As proporções entre as diferentes partes do corpo são muito diferentes nos adultos e nas crianças. E a elas correspondem diferentes estadios de maturação dos órgãos internos, nomeadamente do cérebro.

Também no desenvolvimento do sistema nervoso central (que inclui o cérebro) a ontogenia repete a filogenia. A formação embrionária do sistema nervoso central e a sua maturação pós-natal são um percurso longo, complexo, maravilhoso.

Este caminho biológico, fisiológico, que ainda se observa nos anos do ensino básico (Volpe, 2008), justifica muitas diferenças no funcionamento de uma criança e de um adulto, que se repercute na cognição, na capacidade de abstração, concentração, interpretação, argumentação, etc.

A estrutura do cérebro do adulto contempla, de forma geral, 10 (12) neurónios, cada neurónio integra uma rede de transmissão de informação. Curiosamente, a maturação do cérebro desde o bebé recém-nascido faz-se por mecanismos seletivos de morte celular (nascemos com mais neurónios do que morremos) e de estabilização sinática seletiva. Quero dizer que a idade e a maturidade nos trazem boas e estáveis redes de comunicação cerebral — mas é durante a infância que as vamos maturando, escolhendo, construindo.

Nestes exames (ano 2013/2014) há demasiadas perguntas para adultos pequenos. Todos os pedagogos sabem que um exame que se apresenta a uma criança não deverá "ter rasteiras", para ver se caem (vide só a título de exemplo a pergunta inaugural do exame de 4.º ano de 2014), porque estas rasteiras tão elaboradas estão completamente desfasadas da capacidade de leitura de segundas intenções de uma criança de 9/10 anos (as tais sinapses...).

Da mesma forma, a capacidade de concentração de crianças desta idade não é como a dos adultos, e não é um lanchinho de 15 minutos com um leitinho com chocolate pelo meio que basta para colmatar a diferença. Quando ao fim de 95 minutos de prova (com intervalinho em que não se podem mexer muito) se propõe a um menino (de novo a prova de português de 4.º ano de 2014) que crie um texto com um enunciado em que as palavras sol e girassol se entrecruzam nas linhas e se enredam... estaremos a testar a capacidade literária do menino ou a atenção? Quantos trocarão sol com girassol? Valerá a pena testar a atenção nestas circunstâncias?
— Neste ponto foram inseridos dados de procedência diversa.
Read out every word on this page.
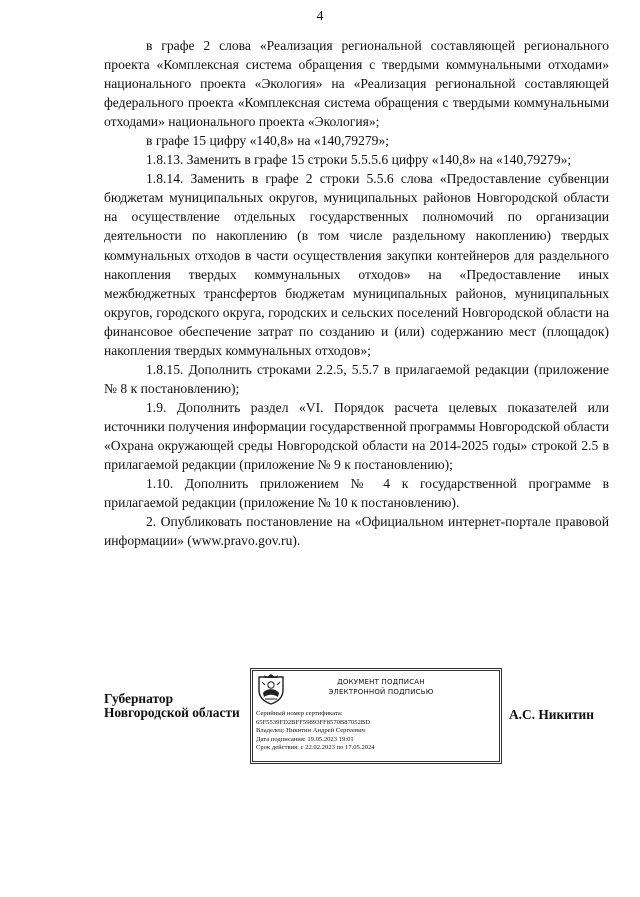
4

в графе 2 слова «Реализация региональной составляющей регионального проекта «Комплексная система обращения с твердыми коммунальными отходами» национального проекта «Экология» на «Реализация региональной составляющей федерального проекта «Комплексная система обращения с твердыми коммунальными отходами» национального проекта «Экология»;

в графе 15 цифру «140,8» на «140,79279»;

1.8.13. Заменить в графе 15 строки 5.5.5.6 цифру «140,8» на «140,79279»;

1.8.14. Заменить в графе 2 строки 5.5.6 слова «Предоставление субвенции бюджетам муниципальных округов, муниципальных районов Новгородской области на осуществление отдельных государственных полномочий по организации деятельности по накоплению (в том числе раздельному накоплению) твердых коммунальных отходов в части осуществления закупки контейнеров для раздельного накопления твердых коммунальных отходов» на «Предоставление иных межбюджетных трансфертов бюджетам муниципальных районов, муниципальных округов, городского округа, городских и сельских поселений Новгородской области на финансовое обеспечение затрат по созданию и (или) содержанию мест (площадок) накопления твердых коммунальных отходов»;

1.8.15. Дополнить строками 2.2.5, 5.5.7 в прилагаемой редакции (приложение № 8 к постановлению);

1.9. Дополнить раздел «VI. Порядок расчета целевых показателей или источники получения информации государственной программы Новгородской области «Охрана окружающей среды Новгородской области на 2014-2025 годы» строкой 2.5 в прилагаемой редакции (приложение № 9 к постановлению);

1.10. Дополнить приложением № 4 к государственной программе в прилагаемой редакции (приложение № 10 к постановлению).

2. Опубликовать постановление на «Официальном интернет-портале правовой информации» (www.pravo.gov.ru).

Губернатор
Новгородской области
ДОКУМЕНТ ПОДПИСАН
ЭЛЕКТРОННОЙ ПОДПИСЬЮ
Серийный номер сертификата:
65F5539FD2BFF59893FF8570B87052BD
Владелец: Никитин Андрей Сергеевич
Дата подписания: 19.05.2023 19:01
Срок действия: с 22.02.2023 по 17.05.2024
А.С. Никитин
Não haveria outro elemento natural disponível para o diálogo que evitasse a confusão natural? (Assim lá caíram mais alguns na rasteira...)

São também requisitos essenciais para o crescimento e aprendizagem a segurança das crianças, a capacidade de olhar, escutar e estar calmo, ao mesmo tempo que (se) mantém (nelas) o interesse e a empatia pelo mundo que as rodeia (Brazelton, Greenspan, 2003).
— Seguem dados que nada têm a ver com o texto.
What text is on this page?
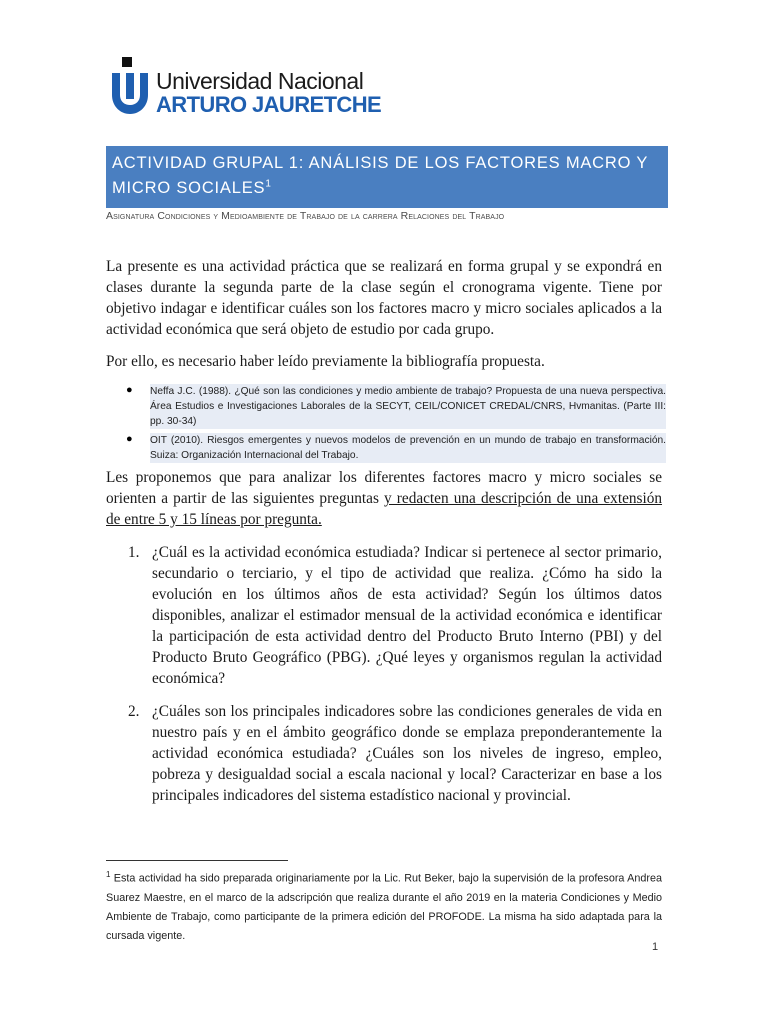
Universidad Nacional
ARTURO JAURETCHE
ACTIVIDAD GRUPAL 1: ANÁLISIS DE LOS FACTORES MACRO Y MICRO SOCIALES$^1$
Asignatura Condiciones y Medioambiente de Trabajo de la carrera Relaciones del Trabajo
La presente es una actividad práctica que se realizará en forma grupal y se expondrá en clases durante la segunda parte de la clase según el cronograma vigente. Tiene por objetivo indagar e identificar cuáles son los factores macro y micro sociales aplicados a la actividad económica que será objeto de estudio por cada grupo.
Por ello, es necesario haber leído previamente la bibliografía propuesta.
● Neffa J.C. (1988). ¿Qué son las condiciones y medio ambiente de trabajo? Propuesta de una nueva perspectiva. Área Estudios e Investigaciones Laborales de la SECYT, CEIL/CONICET CREDAL/CNRS, Hvmanitas. (Parte III: pp. 30-34)
● OIT (2010). Riesgos emergentes y nuevos modelos de prevención en un mundo de trabajo en transformación. Suiza: Organización Internacional del Trabajo.
Les proponemos que para analizar los diferentes factores macro y micro sociales se orienten a partir de las siguientes preguntas y redacten una descripción de una extensión de entre 5 y 15 líneas por pregunta.
1. ¿Cuál es la actividad económica estudiada? Indicar si pertenece al sector primario, secundario o terciario, y el tipo de actividad que realiza. ¿Cómo ha sido la evolución en los últimos años de esta actividad? Según los últimos datos disponibles, analizar el estimador mensual de la actividad económica e identificar la participación de esta actividad dentro del Producto Bruto Interno (PBI) y del Producto Bruto Geográfico (PBG). ¿Qué leyes y organismos regulan la actividad económica?
2. ¿Cuáles son los principales indicadores sobre las condiciones generales de vida en nuestro país y en el ámbito geográfico donde se emplaza preponderantemente la actividad económica estudiada? ¿Cuáles son los niveles de ingreso, empleo, pobreza y desigualdad social a escala nacional y local? Caracterizar en base a los principales indicadores del sistema estadístico nacional y provincial.
$^1$ Esta actividad ha sido preparada originariamente por la Lic. Rut Beker, bajo la supervisión de la profesora Andrea Suarez Maestre, en el marco de la adscripción que realiza durante el año 2019 en la materia Condiciones y Medio Ambiente de Trabajo, como participante de la primera edición del PROFODE. La misma ha sido adaptada para la cursada vigente.
1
Estes são também, naturalmente, os requisitos para a aferição de conhecimentos. Também aqui assistimos a uma enorme confusão nas regras impostas. Crianças tão pequeninas deslocadas em autocarros, desgarradas do seu meio onde aprenderam durante quatro anos, afastadas dos seus professores, despendendo uma enorme energia na adaptação a espaços novos, vazios, onde têm de entrar apenas com duas canetas de tinta preta. O que avaliamos? A resistência? A capacidade de sobrevivência num bootcamp? Virão estas capacidades enormes de adaptação à adversidade (e aliás só testadas no nosso país) ponderadas nos critérios de pontuação da prova? Ou talvez seja apenas um sofrimento inútil.

Creio que será difícil encontrar um único autor conceituado em qualquer área científica ligada ao desenvolvimento infantil que defenda esta prática que se impôs do nada.

Tenhamos a coragem de exigir que se regresse ao que é sensato. Bem sabemos que "O segredo do homem é a própria infância" (João dos Santos, 1981).